Northvolt, la promettente startup svedese nel settore delle batterie, ha richiesto il fallimento sotto il Chapter 11 a causa di gravi difficoltà finanziarie. Con un debito di 5 miliardi di dollari, ora cerca investitori per evitare il collasso
Northvolt, la startup svedese che aveva suscitato grandi aspettative come la principale rivale europea dei colossi asiatici nella produzione di batterie per veicoli elettrici, sta attraversando una crisi senza precedenti. Il 21 novembre 2024, l’azienda ha annunciato di aver presentato istanza di fallimento sotto il Chapter 11 degli Stati Uniti, mentre il ceo e co-fondatore Peter Carlsson ha rassegnato le sue dimissioni. Questo segna un drammatico punto di svolta per una realtà che, fino a poco tempo fa, sembrava destinata a riscrivere le regole dell’industria delle batterie in Europa.
Northvolt: la grande promessa e il crash delle aspettative
Fondata nel 2016 fondata da ex dirigenti di Tesla, Northvolt aveva l’ambizioso obiettivo di diventare il cuore pulsante della produzione di batterie agli ioni di litio in Europa, sfidando i giganti asiatici come le cinesi Catl e Byd, e la sudcoreana LG Energy Solution. Nonostante il grande slancio iniziale, l’azienda non è mai riuscita a entrare tra i primi dieci produttori globali di batterie. Ora, il sogno di diventare il motore della mobilità elettrica europea si scontra con una realtà ben più complessa: un debito che supera i 5 miliardi di dollari, una liquidità insufficiente e una produzione che non riesce a tenere il passo.
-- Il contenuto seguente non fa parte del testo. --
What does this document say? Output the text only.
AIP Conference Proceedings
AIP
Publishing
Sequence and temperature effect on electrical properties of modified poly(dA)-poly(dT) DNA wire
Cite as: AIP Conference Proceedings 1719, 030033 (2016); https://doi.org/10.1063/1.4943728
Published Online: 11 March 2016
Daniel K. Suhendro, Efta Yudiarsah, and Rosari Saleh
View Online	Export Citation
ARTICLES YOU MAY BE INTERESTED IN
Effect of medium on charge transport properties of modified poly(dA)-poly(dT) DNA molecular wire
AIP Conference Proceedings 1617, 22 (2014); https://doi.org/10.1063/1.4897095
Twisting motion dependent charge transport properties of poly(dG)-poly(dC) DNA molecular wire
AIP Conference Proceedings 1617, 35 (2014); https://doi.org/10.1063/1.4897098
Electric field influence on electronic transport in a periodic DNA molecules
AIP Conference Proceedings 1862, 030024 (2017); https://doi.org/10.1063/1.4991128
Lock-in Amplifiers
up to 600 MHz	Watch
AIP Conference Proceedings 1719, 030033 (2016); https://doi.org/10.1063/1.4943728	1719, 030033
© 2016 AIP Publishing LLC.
Nel corso del 2023, Northvolt ha cercato di risolvere le sue difficoltà finanziarie, ma non è riuscita a raccogliere i fondi necessari per far fronte agli impegni e sostenere la produzione. Il ceo Carlsson ha dichiarato che l’azienda avrebbe bisogno di raccogliere tra 1 e 1,2 miliardi di dollari per evitare una discesa inesorabile, una cifra ben superiore ai 300 milioni che si pensava inizialmente sufficienti. Nonostante l’urgente necessità di liquidità , la startup non si è ancora arresa e sta cercando soluzioni per evitare il collasso definitivo.
La ristrutturazione di Northvolt: il piano per salvarsi dalla crisi
Il ricorso al Chapter 11 non è solo una formalità , ma una vera e propria via di salvezza. Questa legge statunitense consente alle aziende di ristrutturarsi, riorganizzare i debiti e tornare a respirare, a patto che riescano a dimostrare la capacità di riprendersi. Northvolt ha ottenuto un finanziamento di emergenza da 100 milioni di dollari, che, seppur limitato, consente all’azienda di respirare per un po’. Il piano è di completare la ristrutturazione entro il primo trimestre del 2025, ma la strada non è semplice: oltre a riorganizzare i conti, Northvolt sta cercando nuovi partner finanziari disposti a sostenere investimenti cruciali per i suoi impianti in Germania e Canada.
Il piano B: liquidazione ordinata?
Nel caso in cui non riesca a trovare investitori disposti a rischiare, l’azienda ha preparato una strategia di riserva: la liquidazione ordinata dei suoi beni, per evitare un disastro totale. La società di consulenza Hilco Global è già pronta a mettere in atto questo piano, che consentirebbe di gestire la chiusura dell’attività in modo controllato.
A questo punto, la startup svedese si trova a un bivio. Da un lato, l’azienda può contare su investimenti già realizzati e su impianti produttivi all’avanguardia; dall’altro, però, la domanda è se riuscirà a raccogliere i fondi necessari per rimanere competitiva sul mercato. Se non ci riuscirà , Northvolt finirà probabilmente per essere ricordata come l’emblema di un’opportunità mancata e che diventi un monito per altre startup del continente.
Il fallimento di Northvolt avrebbe infatti ripercussioni significative sull’industria europea delle batterie, un settore strategico per la transizione alla mobilità elettrica. Se l’azienda non dovesse farcela, l’Europa rischia di rimanere indietro nella corsa alla produzione di batterie, con i giganti asiatici ancora saldamente in controllo del mercato.
Il futuro di Northvolt: può la startup delle batterie sopravvivere alla crisi?
Nel frattempo, i dipendenti di Northvolt, circa 6.600 sparsi tra sette Paesi, vivono un momento di incertezze, ma il piano di ristrutturazione prevede che l’azienda continui a operare, per quanto con una produzione ridotta. Le sfide sono enormi, ma l’ambizione di Northvolt non sembra essersi affievolita. Resta da vedere se l’azienda riuscirà a risorgere dalle ceneri, o se il suo sogno di diventare il leader europeo delle batterie finirà nella stessa polvere da cui è nato.